We are had a pep rally at school yesterday. Our school counselor is hilarious and they are always enjoyable. The kids need a break from the norm. We usually have great speakers (this time the Lamoureux twins -- think US Women's Olympic hockey players, who went to the middle school I teach at!). They did awesome - had a great message, made kids want to listen, and stayed for some fun (shoot out competition, race around cones, and tug of war competition (kids won against teachers for the first time ever... I guess having Olympians on your side can help!). There was also a scooter race (that I was a part of -- good thing we had an insider tip from a gym teacher and got a souped up scooter!) and jelly bean finding contest (they put three jelly beans at the bottom of a pie tin, filled it with whipped cream - no hands!).
This time, though, we also had the addition of a teacher band! I dusted off my poor clarinet, asked the band teacher for a new reed, and I was off! It came back so naturally. It was amazing. Of course my mouth is WAY out of practice and my staccatos were less than impressive, but I remembered some scales, got almost all the way through the chromatic scale, and could play my school's song (which is really all that mattered anyways). JJ was impressed I could carry a tune. I was like, "Here, I'll play you some clarinet showstoppers!" : ) I found a ton of old music (one book entitled: "Clarinet Showstoppers"... who knew? I don't usually associate the clarinet with showstopping music, but I guess someone did!)

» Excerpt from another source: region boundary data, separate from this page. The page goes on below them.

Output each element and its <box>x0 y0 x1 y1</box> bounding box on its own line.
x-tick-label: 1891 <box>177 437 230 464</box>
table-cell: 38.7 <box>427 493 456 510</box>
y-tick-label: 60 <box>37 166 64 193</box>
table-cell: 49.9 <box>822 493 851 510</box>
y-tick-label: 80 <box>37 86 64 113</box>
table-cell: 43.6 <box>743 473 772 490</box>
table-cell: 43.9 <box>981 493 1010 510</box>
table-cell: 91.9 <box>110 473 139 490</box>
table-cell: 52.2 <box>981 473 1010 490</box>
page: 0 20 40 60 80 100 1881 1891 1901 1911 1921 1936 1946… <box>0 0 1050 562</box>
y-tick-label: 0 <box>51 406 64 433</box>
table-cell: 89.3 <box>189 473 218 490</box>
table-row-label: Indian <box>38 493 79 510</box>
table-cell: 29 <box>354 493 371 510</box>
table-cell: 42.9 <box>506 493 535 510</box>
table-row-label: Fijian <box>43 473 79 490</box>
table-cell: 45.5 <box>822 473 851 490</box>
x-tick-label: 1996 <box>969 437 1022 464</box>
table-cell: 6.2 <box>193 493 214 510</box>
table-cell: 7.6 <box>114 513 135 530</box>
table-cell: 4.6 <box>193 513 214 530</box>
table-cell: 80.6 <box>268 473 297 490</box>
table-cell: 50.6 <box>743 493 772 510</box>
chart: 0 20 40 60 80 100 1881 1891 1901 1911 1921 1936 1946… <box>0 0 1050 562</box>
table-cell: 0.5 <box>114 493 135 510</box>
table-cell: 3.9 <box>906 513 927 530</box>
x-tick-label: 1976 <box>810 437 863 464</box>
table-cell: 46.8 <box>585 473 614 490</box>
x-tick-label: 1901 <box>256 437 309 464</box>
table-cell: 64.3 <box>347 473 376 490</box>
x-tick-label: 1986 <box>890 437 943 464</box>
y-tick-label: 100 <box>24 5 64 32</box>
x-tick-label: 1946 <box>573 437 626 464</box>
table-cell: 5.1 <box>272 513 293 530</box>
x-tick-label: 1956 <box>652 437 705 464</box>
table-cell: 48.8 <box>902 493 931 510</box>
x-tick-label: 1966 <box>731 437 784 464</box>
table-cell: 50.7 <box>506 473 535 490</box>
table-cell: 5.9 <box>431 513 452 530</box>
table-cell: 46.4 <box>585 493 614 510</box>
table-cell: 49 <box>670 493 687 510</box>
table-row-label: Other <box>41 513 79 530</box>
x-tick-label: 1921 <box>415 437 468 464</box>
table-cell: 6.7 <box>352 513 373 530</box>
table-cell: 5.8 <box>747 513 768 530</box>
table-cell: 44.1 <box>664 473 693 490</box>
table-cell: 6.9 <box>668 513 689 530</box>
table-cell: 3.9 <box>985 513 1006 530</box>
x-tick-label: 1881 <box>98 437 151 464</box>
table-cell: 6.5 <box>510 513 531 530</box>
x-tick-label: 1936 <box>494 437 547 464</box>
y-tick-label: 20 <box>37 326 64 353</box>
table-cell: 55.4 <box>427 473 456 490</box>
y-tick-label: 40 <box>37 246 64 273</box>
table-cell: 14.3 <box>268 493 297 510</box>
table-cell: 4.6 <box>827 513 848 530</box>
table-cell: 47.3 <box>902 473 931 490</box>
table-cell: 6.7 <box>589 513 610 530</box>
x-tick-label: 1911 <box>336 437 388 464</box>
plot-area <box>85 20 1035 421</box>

Since MVJ was sick, I wasn't able to attend the one practice we had before our big gig. I was a little nervous, but went out there anyways. We had a drummer, some trumpets, a recorder, a violin, a piccolo, and lots of flutes (there may have been more that I missed). Thankfully the jazz band joined us for the second verse. But honestly, we sounded pretty good if I do say so myself! GO SMS!
Playing clarinet reminded me of my dear band teacher, Mr. S, who passed away recently from cancer. He held us to HIGH standards, expected great things and got them. His motto, "Early is on time and on time is late." is something I remember always! (Even as I sit here in my bathrobe and will hopefully escape the latter part of that statement at work today!) He is in tons of my high school memories: pep band (learning the d@%$ school song -- although it was When the Saints Go Marching In... so the vulgarity is probably a bit over the top!!), marching band (Aztecarada anyone??), concert band, ensembles, making it to state competitions, All State Band, banquets, band tour... and just the little things - the time spent before school to practice, hanging out in his office, crying because I left my clarinet at home and my Mom refused to get it first before dropping my brother off at school and as a freshman in the upperclass band I felt so embarrassed coming in late and, as I noted, Mr. S ran a tight ship. Hmm... some memories just stick with you I guess!
1 comment:
I have fond memories of my high school band days as well. And our band director said the same thing. You did NOT want to be the one walking in late!